Local SIU is Qwen2.5-3B quantized to GGUF Q4_K_M — roughly 1.8GB. It ships embedded in the sulcus-local binary. CPU-only, offline-capable. No cloud dependency whatsoever. This is the path for privacy-sensitive deployments, air-gapped environments, or anyone who doesn't want their memory operations leaving the machine.
Both tracks use the same underlying tactic model, trained on 6,670 examples across 21 memory management categories. The fine-tuning data covers the full range of Sulcus operations: when to store, when to boost, when to decay, how to relate nodes, how to construct context frames under token budget constraints.
Why a Small Model Works Here
The SIU doesn't need to understand the world. It needs to understand Sulcus — a closed, well-defined system with a specific schema, a specific set of operations, and specific decision criteria. That's a narrow task. Narrow tasks fine-tune well on small models.
A 3B parameter model that's been specialized on Sulcus memory tactics will outperform a 70B generalist model given the same task, because the generalist hasn't been trained on it and will hallucinate policies that don't exist. Specificity beats scale here.
This is the same insight that drives tool-use fine-tuning, code generation fine-tuning, and structured output models generally: if you know exactly what you want the model to do, you don't need to ask a model that knows everything to do it.
Infrastructure: pgvector Upgrade
Alongside the SIU work, we shipped a significant infrastructure upgrade to the Sulcus cloud server (api.sulcus.ca). The previous implementation stored embeddings as binary blobs and scanned them linearly — functional at small scale, but not a foundation you'd want to build on. We've migrated to native pgvector with a vector(384) column and an HNSW index (m=16, ef_construction=200, cosine operations). The cloud server now has search parity with sulcus-local, which has used in-memory HNSW since early on.
We also shipped 28 security vulnerability fixes covering dependencies including sqlx, jsonwebtoken, reqwest, and quinn-proto. Maintenance work, but important.
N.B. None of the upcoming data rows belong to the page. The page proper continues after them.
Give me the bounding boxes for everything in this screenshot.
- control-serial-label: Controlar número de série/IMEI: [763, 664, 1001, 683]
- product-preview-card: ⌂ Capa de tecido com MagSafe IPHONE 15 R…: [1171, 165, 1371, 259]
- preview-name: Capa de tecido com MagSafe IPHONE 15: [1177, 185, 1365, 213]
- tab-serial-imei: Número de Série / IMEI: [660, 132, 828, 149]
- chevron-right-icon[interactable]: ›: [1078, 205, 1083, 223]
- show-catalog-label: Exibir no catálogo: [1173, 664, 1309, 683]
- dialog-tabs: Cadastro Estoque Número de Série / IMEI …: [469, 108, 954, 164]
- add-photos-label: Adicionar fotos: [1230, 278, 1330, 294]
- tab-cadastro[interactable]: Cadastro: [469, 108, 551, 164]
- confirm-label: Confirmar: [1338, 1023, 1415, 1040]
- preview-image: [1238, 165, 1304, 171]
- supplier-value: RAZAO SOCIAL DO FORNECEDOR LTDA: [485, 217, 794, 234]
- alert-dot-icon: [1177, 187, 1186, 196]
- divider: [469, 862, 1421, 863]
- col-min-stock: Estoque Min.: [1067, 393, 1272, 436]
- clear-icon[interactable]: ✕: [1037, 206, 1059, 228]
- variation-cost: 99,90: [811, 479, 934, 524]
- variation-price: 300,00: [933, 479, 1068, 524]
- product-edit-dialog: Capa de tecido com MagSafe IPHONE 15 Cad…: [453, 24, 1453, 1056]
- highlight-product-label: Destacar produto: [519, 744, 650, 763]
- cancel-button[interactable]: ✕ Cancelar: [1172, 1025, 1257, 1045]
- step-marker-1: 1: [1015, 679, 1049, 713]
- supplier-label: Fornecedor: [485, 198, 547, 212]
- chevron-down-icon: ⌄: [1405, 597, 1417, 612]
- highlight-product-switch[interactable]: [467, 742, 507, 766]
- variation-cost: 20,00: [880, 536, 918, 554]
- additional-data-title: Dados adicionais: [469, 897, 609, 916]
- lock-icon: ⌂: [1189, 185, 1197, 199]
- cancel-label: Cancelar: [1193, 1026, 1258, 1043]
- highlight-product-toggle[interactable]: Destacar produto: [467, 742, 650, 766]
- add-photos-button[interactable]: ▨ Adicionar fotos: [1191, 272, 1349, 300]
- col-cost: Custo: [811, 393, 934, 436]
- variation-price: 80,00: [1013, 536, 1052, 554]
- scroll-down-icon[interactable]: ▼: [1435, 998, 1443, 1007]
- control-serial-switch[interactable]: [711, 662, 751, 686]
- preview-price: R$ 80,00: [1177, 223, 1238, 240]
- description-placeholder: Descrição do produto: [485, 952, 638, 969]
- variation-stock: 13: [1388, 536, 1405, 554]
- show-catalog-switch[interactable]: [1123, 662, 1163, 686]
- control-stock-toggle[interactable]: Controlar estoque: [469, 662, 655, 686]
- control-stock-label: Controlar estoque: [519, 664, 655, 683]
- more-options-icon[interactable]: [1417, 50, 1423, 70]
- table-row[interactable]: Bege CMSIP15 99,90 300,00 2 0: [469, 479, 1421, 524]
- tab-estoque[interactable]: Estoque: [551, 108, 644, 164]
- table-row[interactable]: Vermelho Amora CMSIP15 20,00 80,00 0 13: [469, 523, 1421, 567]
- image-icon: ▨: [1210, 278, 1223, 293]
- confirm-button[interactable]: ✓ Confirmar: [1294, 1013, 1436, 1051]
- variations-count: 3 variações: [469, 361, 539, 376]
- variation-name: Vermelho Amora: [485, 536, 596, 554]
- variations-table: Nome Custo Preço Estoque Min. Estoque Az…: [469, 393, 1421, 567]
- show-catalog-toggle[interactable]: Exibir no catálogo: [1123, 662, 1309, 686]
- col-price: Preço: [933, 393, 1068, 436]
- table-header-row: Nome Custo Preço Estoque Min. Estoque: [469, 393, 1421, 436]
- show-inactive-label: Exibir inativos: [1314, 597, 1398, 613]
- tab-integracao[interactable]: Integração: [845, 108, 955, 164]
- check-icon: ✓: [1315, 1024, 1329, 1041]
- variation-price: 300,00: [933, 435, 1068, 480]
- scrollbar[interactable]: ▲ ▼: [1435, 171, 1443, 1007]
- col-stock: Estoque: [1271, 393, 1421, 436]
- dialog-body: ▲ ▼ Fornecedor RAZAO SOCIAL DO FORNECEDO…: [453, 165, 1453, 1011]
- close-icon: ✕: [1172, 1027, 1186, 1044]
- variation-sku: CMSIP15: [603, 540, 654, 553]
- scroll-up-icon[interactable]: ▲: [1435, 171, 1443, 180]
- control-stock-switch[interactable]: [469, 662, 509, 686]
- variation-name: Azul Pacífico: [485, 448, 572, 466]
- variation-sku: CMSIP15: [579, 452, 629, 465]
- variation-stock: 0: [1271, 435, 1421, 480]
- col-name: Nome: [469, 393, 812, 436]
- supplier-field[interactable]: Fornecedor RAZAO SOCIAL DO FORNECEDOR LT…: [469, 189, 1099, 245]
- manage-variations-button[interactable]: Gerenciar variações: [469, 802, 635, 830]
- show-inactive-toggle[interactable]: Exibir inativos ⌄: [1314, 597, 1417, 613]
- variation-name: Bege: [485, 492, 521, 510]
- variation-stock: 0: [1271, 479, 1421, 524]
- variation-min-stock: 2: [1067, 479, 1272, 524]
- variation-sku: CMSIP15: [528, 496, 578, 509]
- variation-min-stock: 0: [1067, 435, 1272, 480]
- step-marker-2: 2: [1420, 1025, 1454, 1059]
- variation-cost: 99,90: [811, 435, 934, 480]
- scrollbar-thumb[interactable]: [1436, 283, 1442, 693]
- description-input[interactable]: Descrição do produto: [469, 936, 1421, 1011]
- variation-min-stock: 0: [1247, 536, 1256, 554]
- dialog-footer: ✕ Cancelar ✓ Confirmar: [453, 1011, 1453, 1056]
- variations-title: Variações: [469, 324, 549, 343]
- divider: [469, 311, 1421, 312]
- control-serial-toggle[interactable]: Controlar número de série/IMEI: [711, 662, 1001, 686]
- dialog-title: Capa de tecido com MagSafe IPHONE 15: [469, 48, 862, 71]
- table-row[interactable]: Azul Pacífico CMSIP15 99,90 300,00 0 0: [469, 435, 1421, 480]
SDK releases: sulcus@0.3.2 on npm, sulcus==0.3.3 on PyPI.
What This Means for Sulcus
The SIU changes what Sulcus is. Before: a memory backend that LLMs could use if they remembered to. After: a memory system that operates independently of whether the LLM cooperates.
Compared to alternatives — Mem0, Zep, Letta — Sulcus already had differentiated architecture: thermodynamic decay (memories have physics, not just timestamps), self-hosted first, CRDT sync for cross-agent memory meshes, MCP native for Claude Desktop. The SIU adds something none of them have: a dedicated memory intelligence layer that doesn't depend on the outer model's tool-use discipline.
The key insight driving this: if you could fine-tune a frontier model on Sulcus memory tactics, memory would be reflexive for that model, not bolted on. Frontier models are closed. The SIU is the workaround — the specialist layer that does what the general model should, but doesn't.
What's Next
The current deployment is focused on validation — confirming the SIU's tactic selections match expert human judgment on a held-out eval set, measuring context frame quality under budget constraints, and benchmarking inference latency on CPU for the local path.
From there: integration into the Sulcus plugin ecosystem, so agent sessions get SIU-managed memory automatically. Then SDK-level support, so teams building on sulcus-local or the cloud API can opt into SIU-backed memory without writing their own curation logic.
Memory that works without trying. That's the goal. We're close.